The term "mobbing" is derived from the English word "to mob" and means to harass, attack, criticize someone.

According to the Convention of 25 June 2009 relating to harassment and violence at work, which was declared a general obligation by the Grand-Ducal regulation of 15 December 2009, moral harassment occurs when a person in the company commits deliberate, repeated and wrongful acts towards a worker or manager, which have as object or effect :

  • either to undermine his or her rights or dignity, or
  • alter his working conditions or compromise his professional future by creating an intimidating, hostile, degrading, humiliating or offensive environment;
  • or to disturb his physical or mental health.

One of the main features to remember is that a single wrongful act cannot constitute harassment - a repetition is necessary (unless it is discriminatory).
Harassment has nothing to do with "normal" gossip and is not an isolated chicanery.
Harassment goes far beyond that. It is psychological terror in the workplace.
There is as yet no definition in the Luxembourg Labour Code specific to psychological harassment.
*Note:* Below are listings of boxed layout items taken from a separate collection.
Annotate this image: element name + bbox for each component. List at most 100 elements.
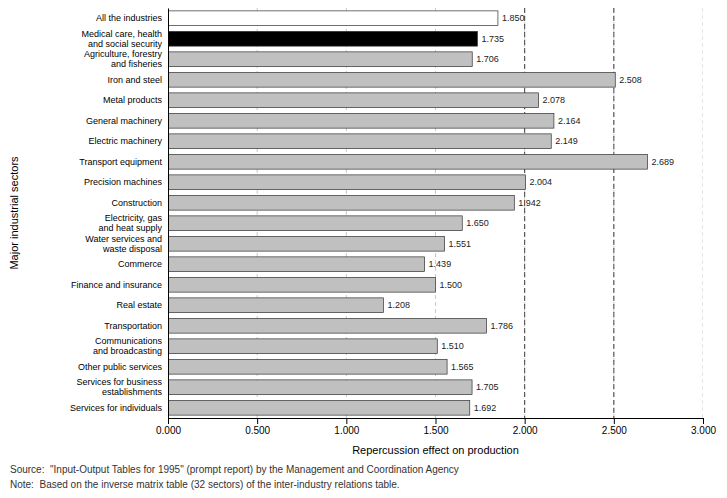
tick: 0.000 xyxy=(156,418,181,436)
tick-label: Commerce xyxy=(118,259,162,269)
bar xyxy=(168,175,525,190)
data-label: 1.705 xyxy=(476,382,499,392)
tick-mark xyxy=(614,418,615,424)
tick: Other public services xyxy=(78,362,168,372)
tick: 1.500 xyxy=(423,418,448,436)
data-label: 1.551 xyxy=(449,239,472,249)
tick-mark xyxy=(436,418,437,424)
tick: Real estate xyxy=(116,300,168,310)
tick: Water services andwaste disposal xyxy=(85,234,168,254)
reference-lines xyxy=(525,8,614,418)
tick-label: Finance and insurance xyxy=(71,280,162,290)
tick-label: All the industries xyxy=(96,13,163,23)
tick-mark xyxy=(525,418,526,424)
grid xyxy=(168,8,703,418)
annotation: Note: Based on the inverse matrix table … xyxy=(10,479,400,490)
data-label: 1.786 xyxy=(491,321,514,331)
bar xyxy=(168,154,648,169)
tick-label: 1.000 xyxy=(334,425,359,436)
annotation: Source: "Input-Output Tables for 1995" (… xyxy=(10,464,459,475)
data-label: 1.942 xyxy=(518,198,541,208)
data-labels: 1.8501.7351.7062.5082.0782.1642.1492.689… xyxy=(387,13,674,413)
y-axis: All the industries Medical care, healthan… xyxy=(70,9,169,419)
grid-line xyxy=(346,8,347,418)
y-axis-title: Major industrial sectors xyxy=(8,156,20,270)
tick-label: Medical care, healthand social security xyxy=(81,29,162,49)
tick-label: Transportation xyxy=(104,321,162,331)
bar xyxy=(168,257,425,272)
tick-label: Iron and steel xyxy=(107,75,162,85)
tick-label: Water services andwaste disposal xyxy=(85,234,162,254)
tick-mark xyxy=(257,418,258,424)
data-label: 2.508 xyxy=(619,75,642,85)
bar xyxy=(168,380,472,395)
tick: Precision machines xyxy=(84,177,168,187)
tick-label: Electric machinery xyxy=(88,136,162,146)
tick-label: Real estate xyxy=(116,300,162,310)
data-label: 1.208 xyxy=(387,300,410,310)
chart: 0.0000.5001.0001.5002.0002.5003.000All t… xyxy=(0,0,727,498)
data-label: 1.735 xyxy=(481,34,504,44)
bar xyxy=(168,31,477,46)
axis-line xyxy=(169,419,704,425)
tick: Commerce xyxy=(118,259,168,269)
tick-label: 0.000 xyxy=(156,425,181,436)
grid-line xyxy=(257,8,258,418)
tick: Iron and steel xyxy=(107,75,168,85)
bar xyxy=(168,298,383,313)
data-label: 2.164 xyxy=(558,116,581,126)
tick-label: Precision machines xyxy=(84,177,163,187)
tick: 2.000 xyxy=(513,418,538,436)
tick: Metal products xyxy=(103,95,168,105)
bar xyxy=(168,195,514,210)
tick: Services for individuals xyxy=(70,403,168,413)
data-label: 2.689 xyxy=(652,157,675,167)
tick-label: Agriculture, forestryand fisheries xyxy=(84,49,163,69)
data-label: 1.439 xyxy=(429,259,452,269)
bar xyxy=(168,359,447,374)
tick: Agriculture, forestryand fisheries xyxy=(84,49,168,69)
tick-label: Other public services xyxy=(78,362,163,372)
data-label: 1.565 xyxy=(451,362,474,372)
bar xyxy=(168,216,462,231)
data-label: 2.004 xyxy=(529,177,552,187)
grid-line xyxy=(613,8,614,418)
bar xyxy=(168,339,437,354)
bar xyxy=(168,134,551,149)
tick-label: Communicationsand broadcasting xyxy=(93,336,163,356)
reference-line xyxy=(613,8,614,418)
data-label: 1.850 xyxy=(502,13,525,23)
tick-mark xyxy=(168,418,169,424)
tick-label: Services for individuals xyxy=(70,403,163,413)
tick-label: Services for businessestablishments xyxy=(76,377,162,397)
tick-label: General machinery xyxy=(86,116,163,126)
tick: Finance and insurance xyxy=(71,280,168,290)
data-label: 1.650 xyxy=(466,218,489,228)
data-label: 2.149 xyxy=(555,136,578,146)
tick: All the industries xyxy=(96,13,168,23)
tick-label: 0.500 xyxy=(245,425,270,436)
tick-mark xyxy=(346,418,347,424)
bar xyxy=(168,277,436,292)
tick: Electricity, gasand heat supply xyxy=(98,213,168,233)
grid-line xyxy=(703,8,704,418)
tick: 3.000 xyxy=(691,418,716,436)
tick: Transportation xyxy=(104,321,168,331)
tick-mark xyxy=(703,418,704,424)
tick-label: 1.500 xyxy=(423,425,448,436)
bar xyxy=(168,72,615,87)
data-label: 1.706 xyxy=(476,54,499,64)
tick-label: Metal products xyxy=(103,95,163,105)
plot-area: 0.0000.5001.0001.5002.0002.5003.000All t… xyxy=(70,8,716,436)
bar xyxy=(168,93,539,108)
tick: Transport equipment xyxy=(79,157,168,167)
tick-label: 3.000 xyxy=(691,425,716,436)
bar xyxy=(168,400,470,415)
x-axis: 0.0000.5001.0001.5002.0002.5003.000 xyxy=(156,418,716,436)
bar xyxy=(168,52,472,67)
tick-label: Transport equipment xyxy=(79,157,162,167)
bar xyxy=(168,318,487,333)
tick-label: Electricity, gasand heat supply xyxy=(98,213,162,233)
bar xyxy=(168,11,498,26)
tick: Services for businessestablishments xyxy=(76,377,168,397)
Mobbing asbl refers to the list of 45 acts constituting mobbing drawn up by the Swedish sociologist and psychologist Heinz LEYMANN (1932-1999), professor at the University of Stockholm.

Not to be confused!!

The following acts do not constitute psychological harassment:

  • simple circumstances, such as teasing, bad jokes and games between colleagues;
  • the employer's actions, tending to have the employee during a period of incapacity for work checked by his trusted doctor, or the fact of receiving a warning;
  • the normal exercise of the employer's power to control and criticise an employee for not having properly performed the tasks assigned to him and the request to work overtime.